Dans ce roman, Laetitia Colombani rend hommage à Blanche Peyron, fondatrice du Palais de la Femme. Elle revient sur le parcours de cette femme de caractère et engagée. L’auteure alterne les chapitres entre le Paris de nos jours avec Solène et celui du XXè siècle avec Blanche. Un personnage de fiction et un personnage réel. Un siècle sépare ces deux femmes, leurs caractère sont complètement opposés. Blanche est une femme d’action qui très tôt s’engage dans l’Armée du Salut. Les injustices sociales lui font horreur, elle ne supporte pas la misère, elle la combattra jusqu’à son dernier souffle. A l’époque, les femmes n’avaient pas les mêmes droits qu’aujourd’hui mais très tôt, Blanche n’en avait cure de la bienséance. C’est une femme d’action qui sait obtenir ce qu’elle veut. Sa force de caractère est indestructible.
« C’est à l’aune du danger qu’on mesure l’authenticité d’un engagement. Le sien est pur, entier. Il ne se laisse entamer ni par le doute, ni par la faim, ni par le froid. Il lui semble que sa vie tient là, dans ce combat, dans cette main qu’elle veut tendre à ceux qui n’ont rien »
J’ai aimé le portrait qui y est fait de son mariage avec Albin Peyron. C’est un couple que j’ai trouvé très moderne et touchant. Son mari était admiratif de la personnalité et de la pugnacité de sa femme à mener à bien ses projets. POur une fois, c’est le mari qui accompagnait sa femme, ils marchaient côte à côte, main dans la main,d’égal à égale, et œuvraient pour la même cause. Albin est son compagnon de route, son partenaire. Ils formaient un magnifique duo et se portaient énormément d’affection. C’est un mariage d’amour, ils se sont choisis tout simplement. Je regrette de n’avoir que trop peu entendu le nom de Blanche Peyron car lorsque l’on prononce son nom, on peut y associer : persévérance, conviction, détermination. Blanche n’en avait que faire des dictats qu’on tentait de lui imposer, elle prenait même plaisir à les contredire, seule sa vocation profonde lui importait: donner sa vie pour venir en aide aux plus démunis.J’ai beaucoup d’admiration pour le personnage de Blanche qui a su très tôt prendre son destin en main.

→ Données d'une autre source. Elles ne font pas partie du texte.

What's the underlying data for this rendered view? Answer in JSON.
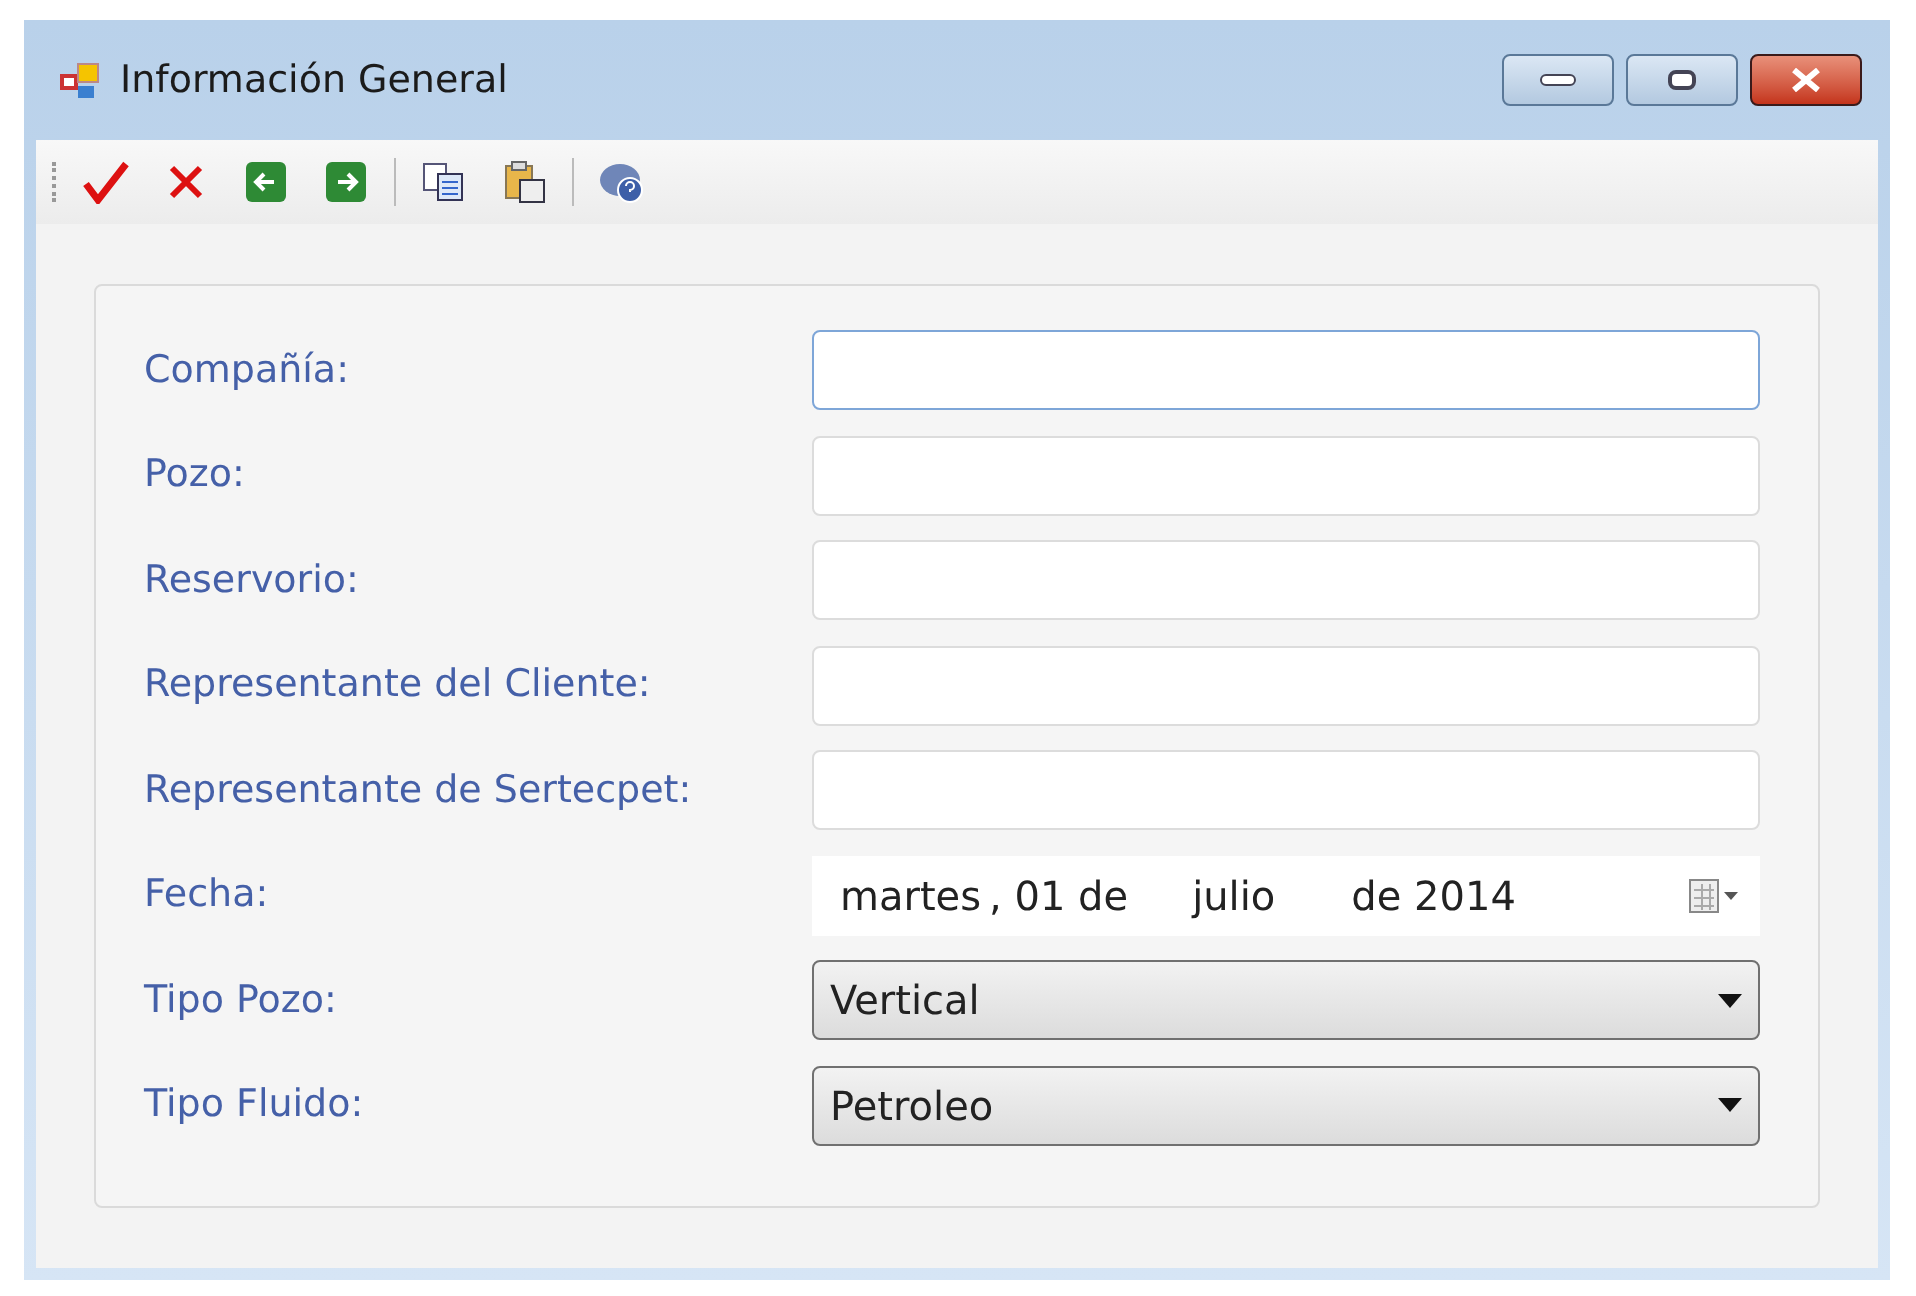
{
  "window": {
    "title": "Información General"
  },
  "fields": [
    {
      "label": "Compañía:",
      "kind": "text",
      "focused": true
    },
    {
      "label": "Pozo:",
      "kind": "text",
      "focused": false
    },
    {
      "label": "Reservorio:",
      "kind": "text",
      "focused": false
    },
    {
      "label": "Representante del Cliente:",
      "kind": "text",
      "focused": false
    },
    {
      "label": "Representante de Sertecpet:",
      "kind": "text",
      "focused": false
    },
    {
      "label": "Fecha:",
      "kind": "date",
      "parts": [
        "martes",
        ", 01 de",
        "julio",
        "de 2014"
      ]
    },
    {
      "label": "Tipo Pozo:",
      "kind": "combo",
      "value": "Vertical"
    },
    {
      "label": "Tipo Fluido:",
      "kind": "combo",
      "value": "Petroleo"
    }
  ]
}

Si Blanche n’a jamais laissé quiconque lui dicter sa conduite, pour Solène cela va prendre plus de temps. Elle va devoir apprendre à s’ouvrir aux autres, apprendre à s’ouvrir au monde et sortir de sa zone de confort. Etant donné qu’à l’époque, les femmes n’avaient pas les mêmes droits, elles devaient davantage se battre pour être reconnues. Mais le livre démontre qu’aujourd’hui, les combat contre les inégalités de sexes n’est pas encore gagné. Car dans la précarité, les femmes sont les plus grandes victimes sur de nombreux aspects que ce soit sexuels, culturels.

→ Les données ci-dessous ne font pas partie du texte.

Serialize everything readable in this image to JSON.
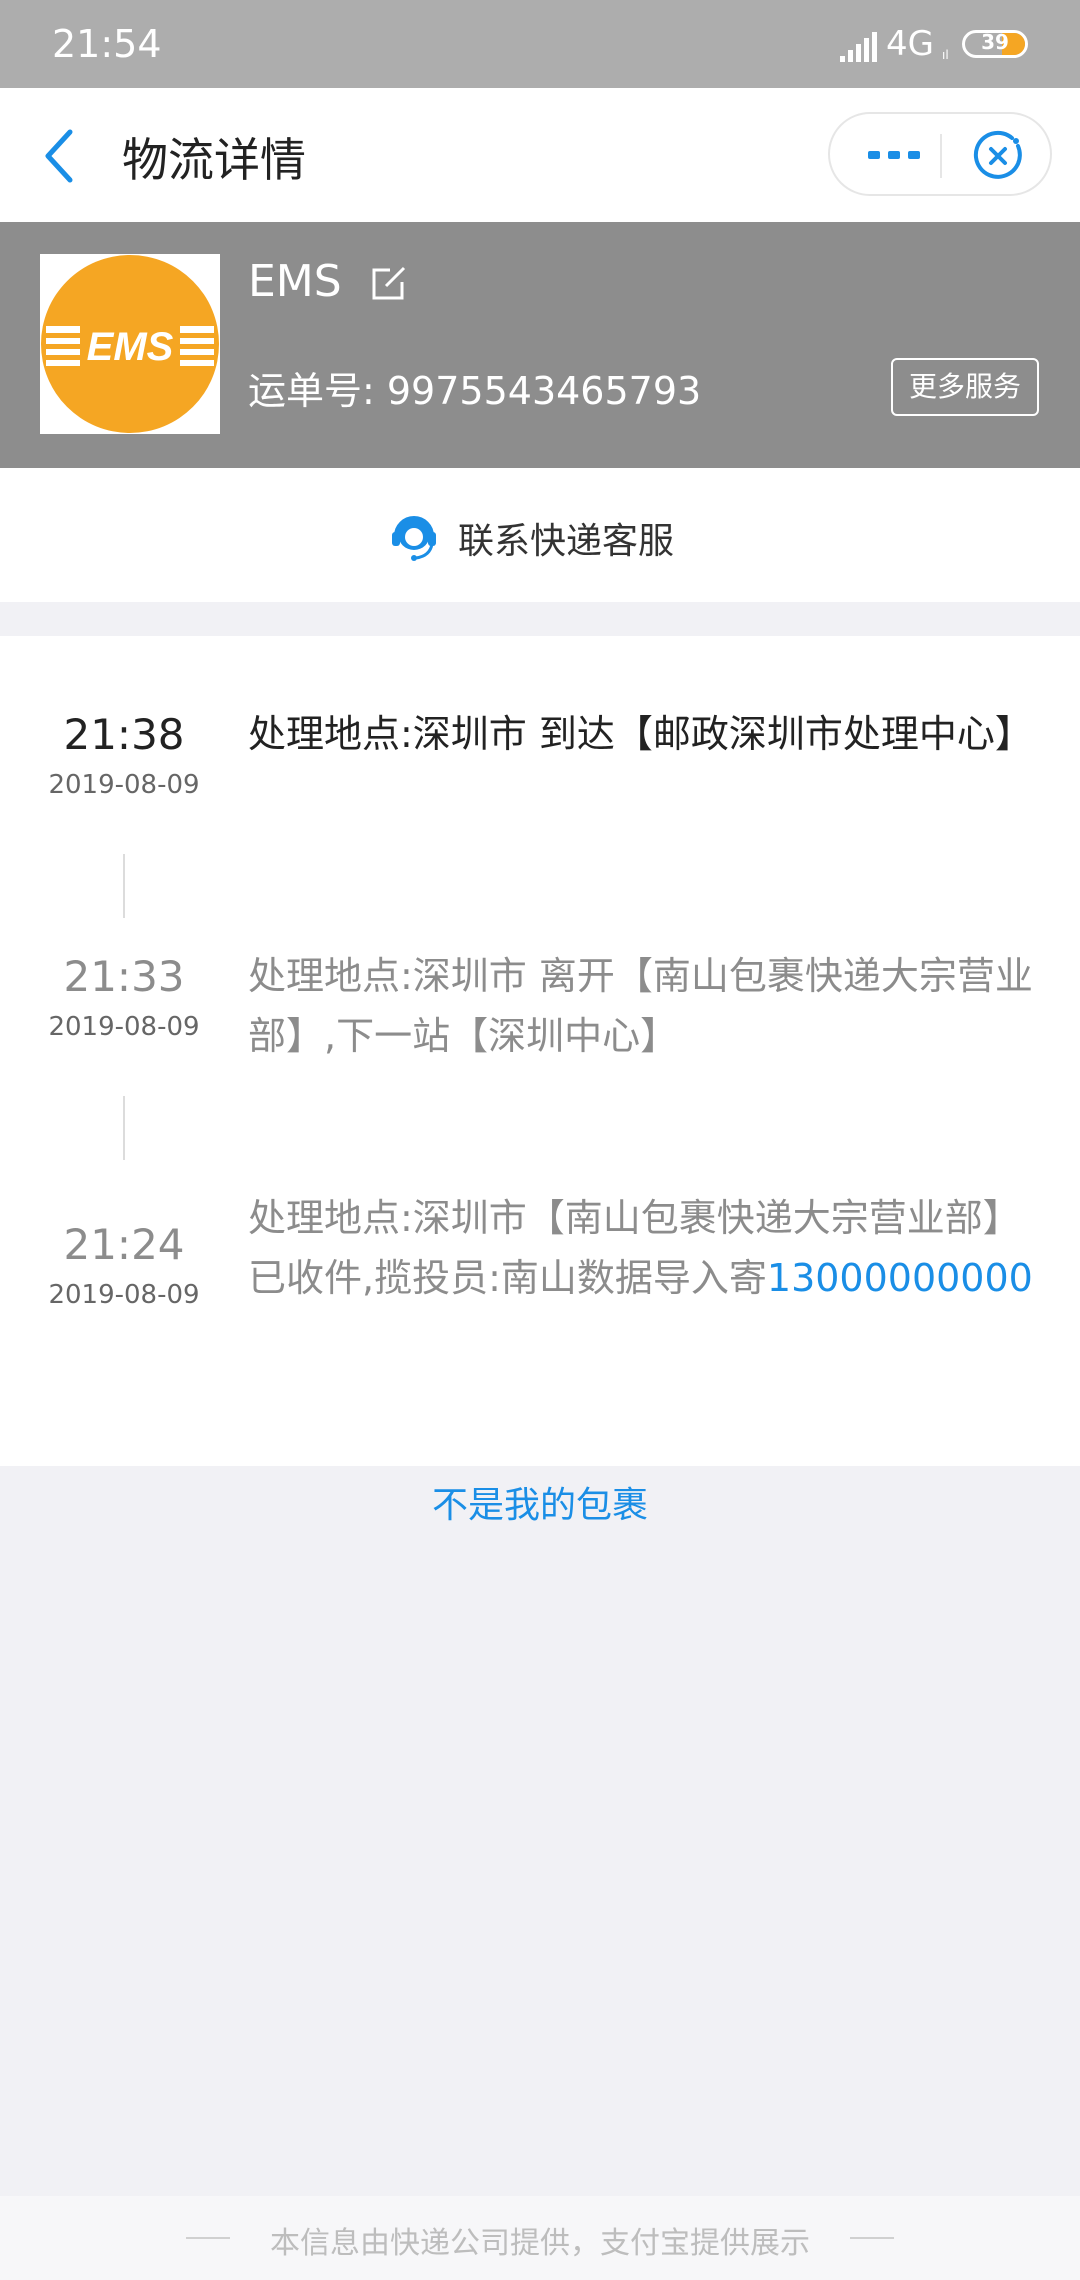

Le roman montre qu’il y a plusieurs manières d’être une guerrière à travers tous ces portraits. Chacune d’elle à sa manière en est une. Solène, a elle aussi une force de caractère qu’elle ignore encore. Elle et Blanche ne sont pas si différentes que ça.
Un roman nécessaire et qui nous rappelle les fondamentaux de notre société. Il nous ramène à l’essentiel. Parfois, au bout d’un chemin épineux, on peut trouver la clé du bonheur. On peut trouver l’accomplissement de soi à travers son implication pour les autres. Prendre le temps de s’arrêter pour regarder autour de soi, être attentif. Le bonheur peut nous amener à prendre des chemins inattendu. Ecoutez votre coeur, c’est en prenant soin de vous que vous prendrez soin des autres.
J’ai été agréablement surprise par la plume saisissante et pleine de conviction de Laetitia Colombani. Chaque mot laisse un impact plein de justesse et de vérité.C’est une plume engagée et qui se veut comme une porte-parole esquissant ces portraits de femmes.
Une plume imprégnée et commune à travers laquelle, elle va trouver ses propres mots.
La vraie beauté, c’est de donner sans rien attendre en retour. Offrir aux autres pour se trouver soi.
Un récit empreint d’humanité.
Une écriture féminine. Engagée. Forte. Puissante. Pertinente. Fulgurante.
Laetitia Colombani signe un bel hommage au parcours remarquable de Blanche Peyron mais aussi à toutes les victorieuses qui sommeillent en chaque femme.
Une lecture nécessaire, écrite avec authenticité, pour mesurer combien chaque petite attention est importante.